En moyenne, depuis septembre, deux enfants migrants meurent chaque jour dans l'est de la Méditerranée – en mer Egée – en tentant de rejoindre l'Europe. Rien n'a donc changé depuis que le monde s'est ému du sort du petit Aylan Kurdi, retrouvé noyé sur une plage turque début septembre. Ces chiffres, donnés ce vendredi par l'Organisation internationale pour les migrations (OIM), le Haut Commissariat aux réfugiés et l'Unicef, confirment ce que Libération avait déjà dénoncé le 5 novembre en titrant «Chaque jour, deux Aylan». Depuis Aylan, 340 enfants sont morts selon le comptage de ces agences, mais ils pourraient être plus nombreux, des corps disparus en mer échappant au décompte macabre.
On estime que 36% des migrants en mer Egée sont des enfants, un pourcentage en hausse qui risque d'accroître le nombre de décès. «C'est une catastrophe humanitaire en cours, dénonce le directeur général de l'OIM, William Lacy Swing. Il ne suffit pas de compter les vies. Il faut agir. Ce problème ne concerne pas seulement la Méditerranée ou l'Europe. Il faut un engagement mondial.» Swing compare la situation en mer Egée au tremblement de terre en Haïti en 2010 ou au tsunami asiatique de 2004 : «Ces désastres ont provoqué un sursaut d'aide humanitaire. Il faut faire de même.»
Nette restriction
Pour le haut commissaire aux réfugiés de l'ONU Filippo Grandi, la seule manière de réduire le taux de mortalité consiste à créer des voies légales pour les réfugiés. «Ce devrait être une priorité absolue», assure-t-il. Mais on en est très loin. L'Europe n'a pas pris la mesure de la catastrophe. A part l'Allemagne, elle refuse de voir son aspect humanitaire et préfère multiplier les obstacles. Ainsi, l'Autriche a inauguré vendredi un système de quota journalier de demandeurs d'asile sur son territoire : elle n'en admet plus que 80 par jour, une nette restriction alors qu'elle reçoit depuis le début de l'année 250 demandes quotidiennes.

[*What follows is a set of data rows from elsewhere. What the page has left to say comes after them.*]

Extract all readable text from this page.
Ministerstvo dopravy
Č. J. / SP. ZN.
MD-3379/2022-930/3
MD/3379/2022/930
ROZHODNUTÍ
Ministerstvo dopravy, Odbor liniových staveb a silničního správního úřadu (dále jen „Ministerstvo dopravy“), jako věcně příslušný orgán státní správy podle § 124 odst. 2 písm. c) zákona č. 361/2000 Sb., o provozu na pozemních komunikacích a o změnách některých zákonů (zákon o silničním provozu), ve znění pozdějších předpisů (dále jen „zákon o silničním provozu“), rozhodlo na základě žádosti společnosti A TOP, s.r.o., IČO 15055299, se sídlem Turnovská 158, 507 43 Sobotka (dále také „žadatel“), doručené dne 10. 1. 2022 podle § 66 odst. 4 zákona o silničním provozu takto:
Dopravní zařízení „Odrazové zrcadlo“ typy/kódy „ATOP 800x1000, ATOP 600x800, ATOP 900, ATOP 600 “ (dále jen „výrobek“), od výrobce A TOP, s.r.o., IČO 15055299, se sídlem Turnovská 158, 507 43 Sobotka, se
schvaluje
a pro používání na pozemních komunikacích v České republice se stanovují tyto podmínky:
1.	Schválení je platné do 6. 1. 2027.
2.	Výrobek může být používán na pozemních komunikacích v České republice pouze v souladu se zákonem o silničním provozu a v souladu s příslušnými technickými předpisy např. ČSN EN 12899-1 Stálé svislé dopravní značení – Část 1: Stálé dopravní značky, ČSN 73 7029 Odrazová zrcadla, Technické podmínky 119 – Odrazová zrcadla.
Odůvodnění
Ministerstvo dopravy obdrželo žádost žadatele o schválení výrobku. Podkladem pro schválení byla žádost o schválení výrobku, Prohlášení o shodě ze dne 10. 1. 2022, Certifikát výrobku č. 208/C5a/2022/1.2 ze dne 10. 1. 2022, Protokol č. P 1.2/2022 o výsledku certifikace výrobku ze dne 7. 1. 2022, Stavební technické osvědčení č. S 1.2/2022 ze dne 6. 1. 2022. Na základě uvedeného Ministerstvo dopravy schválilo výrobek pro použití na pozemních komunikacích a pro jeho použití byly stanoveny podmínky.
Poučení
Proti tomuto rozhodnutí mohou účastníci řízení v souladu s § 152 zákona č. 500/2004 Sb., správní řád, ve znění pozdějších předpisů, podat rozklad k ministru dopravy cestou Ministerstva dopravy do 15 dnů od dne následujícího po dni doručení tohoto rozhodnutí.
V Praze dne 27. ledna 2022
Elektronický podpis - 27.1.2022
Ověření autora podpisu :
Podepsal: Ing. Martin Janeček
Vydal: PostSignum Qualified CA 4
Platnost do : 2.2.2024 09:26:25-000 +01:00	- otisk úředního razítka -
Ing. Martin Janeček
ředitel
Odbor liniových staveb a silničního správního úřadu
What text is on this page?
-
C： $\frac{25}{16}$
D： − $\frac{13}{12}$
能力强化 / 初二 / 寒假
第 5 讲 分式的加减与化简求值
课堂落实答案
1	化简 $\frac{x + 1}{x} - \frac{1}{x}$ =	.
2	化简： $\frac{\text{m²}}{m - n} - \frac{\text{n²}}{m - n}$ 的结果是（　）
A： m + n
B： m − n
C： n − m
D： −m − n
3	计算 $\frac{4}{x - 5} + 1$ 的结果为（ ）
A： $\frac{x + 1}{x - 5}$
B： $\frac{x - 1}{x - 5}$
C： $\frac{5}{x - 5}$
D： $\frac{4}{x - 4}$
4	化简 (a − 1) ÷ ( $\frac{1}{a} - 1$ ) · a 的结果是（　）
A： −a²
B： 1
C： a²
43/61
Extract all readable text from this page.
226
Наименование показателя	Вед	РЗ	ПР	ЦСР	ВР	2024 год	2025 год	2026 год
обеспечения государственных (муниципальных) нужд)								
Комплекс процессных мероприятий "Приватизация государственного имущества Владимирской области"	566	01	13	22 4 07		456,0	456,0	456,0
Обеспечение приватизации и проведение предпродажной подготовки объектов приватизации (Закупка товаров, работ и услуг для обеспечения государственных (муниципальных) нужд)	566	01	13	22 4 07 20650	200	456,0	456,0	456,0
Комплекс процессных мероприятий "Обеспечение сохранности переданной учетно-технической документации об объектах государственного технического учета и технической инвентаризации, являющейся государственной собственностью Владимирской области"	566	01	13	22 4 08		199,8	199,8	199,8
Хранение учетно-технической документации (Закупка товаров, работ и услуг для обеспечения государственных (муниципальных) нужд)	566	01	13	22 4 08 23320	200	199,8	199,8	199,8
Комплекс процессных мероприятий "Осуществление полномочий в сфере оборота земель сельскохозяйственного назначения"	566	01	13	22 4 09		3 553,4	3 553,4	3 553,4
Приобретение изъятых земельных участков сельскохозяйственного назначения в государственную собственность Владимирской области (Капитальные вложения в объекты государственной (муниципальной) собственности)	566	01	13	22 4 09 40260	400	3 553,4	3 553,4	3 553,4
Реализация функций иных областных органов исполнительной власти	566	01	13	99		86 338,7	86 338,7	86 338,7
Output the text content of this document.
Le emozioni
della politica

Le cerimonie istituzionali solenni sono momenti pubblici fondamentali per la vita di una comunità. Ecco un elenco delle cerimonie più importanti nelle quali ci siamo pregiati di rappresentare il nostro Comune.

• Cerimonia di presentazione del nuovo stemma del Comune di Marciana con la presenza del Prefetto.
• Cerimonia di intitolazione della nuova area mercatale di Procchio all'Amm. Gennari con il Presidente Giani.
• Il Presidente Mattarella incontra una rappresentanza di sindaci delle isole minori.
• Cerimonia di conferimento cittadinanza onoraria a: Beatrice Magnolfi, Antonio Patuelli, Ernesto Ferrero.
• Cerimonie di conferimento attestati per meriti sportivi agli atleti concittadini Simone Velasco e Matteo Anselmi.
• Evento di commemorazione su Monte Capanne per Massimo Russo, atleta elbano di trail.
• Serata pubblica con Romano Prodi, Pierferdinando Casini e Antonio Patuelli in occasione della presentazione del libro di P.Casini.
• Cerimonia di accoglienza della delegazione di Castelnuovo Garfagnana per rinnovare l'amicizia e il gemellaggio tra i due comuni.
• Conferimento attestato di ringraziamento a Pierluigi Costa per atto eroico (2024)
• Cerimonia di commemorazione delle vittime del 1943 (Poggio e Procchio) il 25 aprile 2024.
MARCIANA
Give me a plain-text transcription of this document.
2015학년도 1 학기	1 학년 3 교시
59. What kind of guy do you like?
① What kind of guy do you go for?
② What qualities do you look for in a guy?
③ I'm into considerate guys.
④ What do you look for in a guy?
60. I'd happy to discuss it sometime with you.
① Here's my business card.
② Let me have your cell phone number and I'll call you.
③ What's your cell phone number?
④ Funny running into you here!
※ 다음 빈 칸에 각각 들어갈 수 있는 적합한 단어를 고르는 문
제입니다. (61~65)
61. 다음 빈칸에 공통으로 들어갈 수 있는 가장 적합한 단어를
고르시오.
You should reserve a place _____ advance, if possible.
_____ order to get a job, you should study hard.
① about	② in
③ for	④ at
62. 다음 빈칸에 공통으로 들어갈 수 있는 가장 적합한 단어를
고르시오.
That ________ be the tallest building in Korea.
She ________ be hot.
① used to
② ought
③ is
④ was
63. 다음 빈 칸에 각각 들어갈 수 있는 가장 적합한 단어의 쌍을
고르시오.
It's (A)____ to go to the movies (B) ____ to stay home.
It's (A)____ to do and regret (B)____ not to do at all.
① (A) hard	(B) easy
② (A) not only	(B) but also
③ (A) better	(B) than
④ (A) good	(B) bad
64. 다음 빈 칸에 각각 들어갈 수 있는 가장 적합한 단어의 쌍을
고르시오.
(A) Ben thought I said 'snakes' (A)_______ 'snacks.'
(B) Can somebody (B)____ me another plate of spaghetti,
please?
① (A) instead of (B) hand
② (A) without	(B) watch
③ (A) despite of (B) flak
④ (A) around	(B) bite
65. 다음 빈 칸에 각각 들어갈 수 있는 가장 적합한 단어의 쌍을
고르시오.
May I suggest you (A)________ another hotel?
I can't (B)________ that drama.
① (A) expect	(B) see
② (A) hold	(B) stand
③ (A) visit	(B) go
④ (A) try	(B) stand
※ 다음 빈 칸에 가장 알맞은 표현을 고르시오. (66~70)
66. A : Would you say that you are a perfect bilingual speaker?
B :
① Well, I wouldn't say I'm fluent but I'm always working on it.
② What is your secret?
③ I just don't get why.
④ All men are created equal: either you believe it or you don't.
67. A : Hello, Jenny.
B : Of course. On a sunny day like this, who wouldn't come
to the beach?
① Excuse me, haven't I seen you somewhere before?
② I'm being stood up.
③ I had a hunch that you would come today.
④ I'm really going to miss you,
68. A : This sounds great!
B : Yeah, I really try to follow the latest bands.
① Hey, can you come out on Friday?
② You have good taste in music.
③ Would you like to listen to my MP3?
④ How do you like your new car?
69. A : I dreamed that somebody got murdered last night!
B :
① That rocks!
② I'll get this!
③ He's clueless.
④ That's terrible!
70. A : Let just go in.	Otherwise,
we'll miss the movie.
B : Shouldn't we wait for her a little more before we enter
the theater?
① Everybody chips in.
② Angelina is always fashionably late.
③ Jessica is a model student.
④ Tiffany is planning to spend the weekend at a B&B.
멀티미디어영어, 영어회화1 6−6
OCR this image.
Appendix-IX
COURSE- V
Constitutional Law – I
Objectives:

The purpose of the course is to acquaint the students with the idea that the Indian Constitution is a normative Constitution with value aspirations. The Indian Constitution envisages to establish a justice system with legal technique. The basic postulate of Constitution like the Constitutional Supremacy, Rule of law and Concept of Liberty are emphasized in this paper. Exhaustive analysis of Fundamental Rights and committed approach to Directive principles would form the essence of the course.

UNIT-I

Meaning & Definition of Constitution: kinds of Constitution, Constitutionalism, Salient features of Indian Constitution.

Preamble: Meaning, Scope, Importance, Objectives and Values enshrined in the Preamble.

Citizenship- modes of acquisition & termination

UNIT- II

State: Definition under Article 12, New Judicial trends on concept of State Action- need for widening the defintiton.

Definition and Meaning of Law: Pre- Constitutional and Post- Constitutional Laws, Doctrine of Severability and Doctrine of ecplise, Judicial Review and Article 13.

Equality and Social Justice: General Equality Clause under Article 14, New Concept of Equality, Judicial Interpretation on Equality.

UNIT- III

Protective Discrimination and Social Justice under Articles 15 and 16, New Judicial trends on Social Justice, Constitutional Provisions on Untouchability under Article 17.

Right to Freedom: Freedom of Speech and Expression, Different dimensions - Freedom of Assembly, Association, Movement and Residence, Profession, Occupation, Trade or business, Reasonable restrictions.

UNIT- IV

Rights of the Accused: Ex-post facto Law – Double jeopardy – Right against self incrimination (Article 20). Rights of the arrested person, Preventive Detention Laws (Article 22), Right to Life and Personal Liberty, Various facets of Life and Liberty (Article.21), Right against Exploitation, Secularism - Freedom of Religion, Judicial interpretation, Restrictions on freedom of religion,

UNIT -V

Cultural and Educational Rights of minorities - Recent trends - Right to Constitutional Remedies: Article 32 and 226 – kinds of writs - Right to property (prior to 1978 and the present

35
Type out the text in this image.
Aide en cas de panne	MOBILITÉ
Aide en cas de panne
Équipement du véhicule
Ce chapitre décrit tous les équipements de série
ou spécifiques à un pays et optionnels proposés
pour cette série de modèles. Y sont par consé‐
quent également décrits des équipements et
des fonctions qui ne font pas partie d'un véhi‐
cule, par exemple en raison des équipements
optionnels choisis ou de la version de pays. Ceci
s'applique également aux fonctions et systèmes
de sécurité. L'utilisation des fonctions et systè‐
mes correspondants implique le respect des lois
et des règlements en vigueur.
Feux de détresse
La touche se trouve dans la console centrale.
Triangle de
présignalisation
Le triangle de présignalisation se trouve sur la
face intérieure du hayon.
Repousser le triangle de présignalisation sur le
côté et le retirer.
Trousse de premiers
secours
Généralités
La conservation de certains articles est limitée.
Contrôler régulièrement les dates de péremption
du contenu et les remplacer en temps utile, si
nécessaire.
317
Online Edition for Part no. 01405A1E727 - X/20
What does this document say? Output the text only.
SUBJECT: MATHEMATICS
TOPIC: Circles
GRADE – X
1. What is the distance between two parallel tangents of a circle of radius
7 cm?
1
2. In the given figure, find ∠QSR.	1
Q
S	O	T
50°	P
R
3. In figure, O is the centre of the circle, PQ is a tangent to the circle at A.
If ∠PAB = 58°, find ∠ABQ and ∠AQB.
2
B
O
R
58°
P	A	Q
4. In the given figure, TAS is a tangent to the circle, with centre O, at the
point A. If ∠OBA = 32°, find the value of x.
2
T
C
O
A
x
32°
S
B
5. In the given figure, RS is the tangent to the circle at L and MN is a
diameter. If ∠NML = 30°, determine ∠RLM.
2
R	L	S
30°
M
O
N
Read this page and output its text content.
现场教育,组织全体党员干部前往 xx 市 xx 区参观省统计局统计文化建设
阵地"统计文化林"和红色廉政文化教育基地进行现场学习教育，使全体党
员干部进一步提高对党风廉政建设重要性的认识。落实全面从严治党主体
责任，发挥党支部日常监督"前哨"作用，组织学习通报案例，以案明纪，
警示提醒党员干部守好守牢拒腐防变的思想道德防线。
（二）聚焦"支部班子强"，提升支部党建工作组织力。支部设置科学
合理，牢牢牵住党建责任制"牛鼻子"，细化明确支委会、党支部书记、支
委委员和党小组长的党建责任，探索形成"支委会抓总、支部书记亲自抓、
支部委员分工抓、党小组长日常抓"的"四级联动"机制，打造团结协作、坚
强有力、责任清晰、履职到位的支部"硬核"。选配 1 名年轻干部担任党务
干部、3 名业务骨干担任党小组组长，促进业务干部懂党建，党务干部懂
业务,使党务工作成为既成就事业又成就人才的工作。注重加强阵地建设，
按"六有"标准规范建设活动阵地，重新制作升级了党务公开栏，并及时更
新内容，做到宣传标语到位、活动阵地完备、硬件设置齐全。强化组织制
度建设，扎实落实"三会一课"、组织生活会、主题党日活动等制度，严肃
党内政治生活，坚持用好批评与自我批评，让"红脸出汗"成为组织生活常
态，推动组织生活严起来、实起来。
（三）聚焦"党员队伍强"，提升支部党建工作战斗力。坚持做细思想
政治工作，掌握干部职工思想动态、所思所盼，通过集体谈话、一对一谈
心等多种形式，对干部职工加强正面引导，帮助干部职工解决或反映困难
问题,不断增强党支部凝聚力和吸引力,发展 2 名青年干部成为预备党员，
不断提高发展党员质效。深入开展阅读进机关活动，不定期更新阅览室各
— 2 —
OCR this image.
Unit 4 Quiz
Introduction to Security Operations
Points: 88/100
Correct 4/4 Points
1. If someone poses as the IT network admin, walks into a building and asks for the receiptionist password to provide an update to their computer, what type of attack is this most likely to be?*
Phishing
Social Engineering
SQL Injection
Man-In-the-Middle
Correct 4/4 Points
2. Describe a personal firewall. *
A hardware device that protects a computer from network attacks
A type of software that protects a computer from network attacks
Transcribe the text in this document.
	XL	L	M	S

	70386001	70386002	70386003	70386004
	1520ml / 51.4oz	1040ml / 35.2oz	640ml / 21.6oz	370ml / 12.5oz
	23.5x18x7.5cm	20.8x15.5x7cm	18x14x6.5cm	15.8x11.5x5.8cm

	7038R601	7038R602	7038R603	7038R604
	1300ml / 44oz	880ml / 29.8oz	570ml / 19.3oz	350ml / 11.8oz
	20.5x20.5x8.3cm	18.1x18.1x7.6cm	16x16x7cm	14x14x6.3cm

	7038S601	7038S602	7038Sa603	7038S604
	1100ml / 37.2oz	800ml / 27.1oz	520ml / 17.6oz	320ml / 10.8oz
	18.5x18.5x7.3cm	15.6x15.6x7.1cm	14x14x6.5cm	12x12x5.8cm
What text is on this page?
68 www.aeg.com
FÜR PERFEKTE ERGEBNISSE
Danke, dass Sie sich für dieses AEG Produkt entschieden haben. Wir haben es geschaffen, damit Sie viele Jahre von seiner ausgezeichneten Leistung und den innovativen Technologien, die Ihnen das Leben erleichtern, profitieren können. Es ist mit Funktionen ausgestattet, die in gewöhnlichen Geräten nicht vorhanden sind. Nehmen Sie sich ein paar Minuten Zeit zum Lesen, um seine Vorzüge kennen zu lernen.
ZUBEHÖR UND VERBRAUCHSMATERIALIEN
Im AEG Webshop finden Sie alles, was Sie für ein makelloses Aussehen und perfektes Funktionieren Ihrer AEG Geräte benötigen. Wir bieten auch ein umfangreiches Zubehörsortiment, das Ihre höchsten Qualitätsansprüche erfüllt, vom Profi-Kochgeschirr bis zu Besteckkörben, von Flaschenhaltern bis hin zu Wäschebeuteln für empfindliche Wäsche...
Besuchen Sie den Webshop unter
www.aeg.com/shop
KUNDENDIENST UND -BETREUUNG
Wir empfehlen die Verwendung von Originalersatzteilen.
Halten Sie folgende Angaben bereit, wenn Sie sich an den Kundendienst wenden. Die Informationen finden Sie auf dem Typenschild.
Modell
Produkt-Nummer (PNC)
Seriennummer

Cette décision a été critiquée par le ministère de l'Intérieur allemand, qui s'interroge sur sa légalité. Tout comme la Commission européenne, pour qui elle est «clairement incompatible» avec le droit européen et international, selon le commissaire chargé de la migration, Dimitris Avramópoulos.
Mais pendant ce temps, les Européens sont toujours incapables de se mettre d'accord sur une gestion commune. Ils en ont parlé lors du sommet jeudi et vendredi à Bruxelles. Mais le Premier ministre turc ayant annulé sa venue en raison de l'attentat à Ankara mercredi, les discussions n'ont pu avancer sur la coopération attendue entre l'UE et la Turquie pour essayer de juguler les flux migratoires. Une nouvelle réunion entre l'UE et la Turquie est programmée début mars.
Appel de célébrités
En attendant, les 28 chefs d'Etat et de gouvernement restent les bras ballants tout en constatant que la crise s'aggrave : «Les flux de migrants arrivant en Grèce depuis la Turquie restent bien trop élevés», soulignent-ils dans les conclusions du sommet. Plus de 84 000 personnes sont arrivées par la mer depuis le 1er janvier, selon l'OIM, en nette augmentation par rapport à 2015.
L'Otan pourrait patrouiller en mer Egée dans les semaines à venir, mais on ne sait pas si cela changera grand-chose. Sur le front humanitaire, il faut s'en remettre à des initiatives d'ONG, comme l'opération SOS Méditerranée, qui lance un bateau de secours depuis Marseille ce samedi. Et outre-Manche, des acteurs et célébrités dont Jude Law, Helena Bonham Carter, Benedict Cumberbatch et Kristin Scott Thomas demandent que le Premier ministre, David Cameron, autorise les mineurs non accompagnés de la Jungle de Calais à rejoindre leur famille au Royaume-Uni.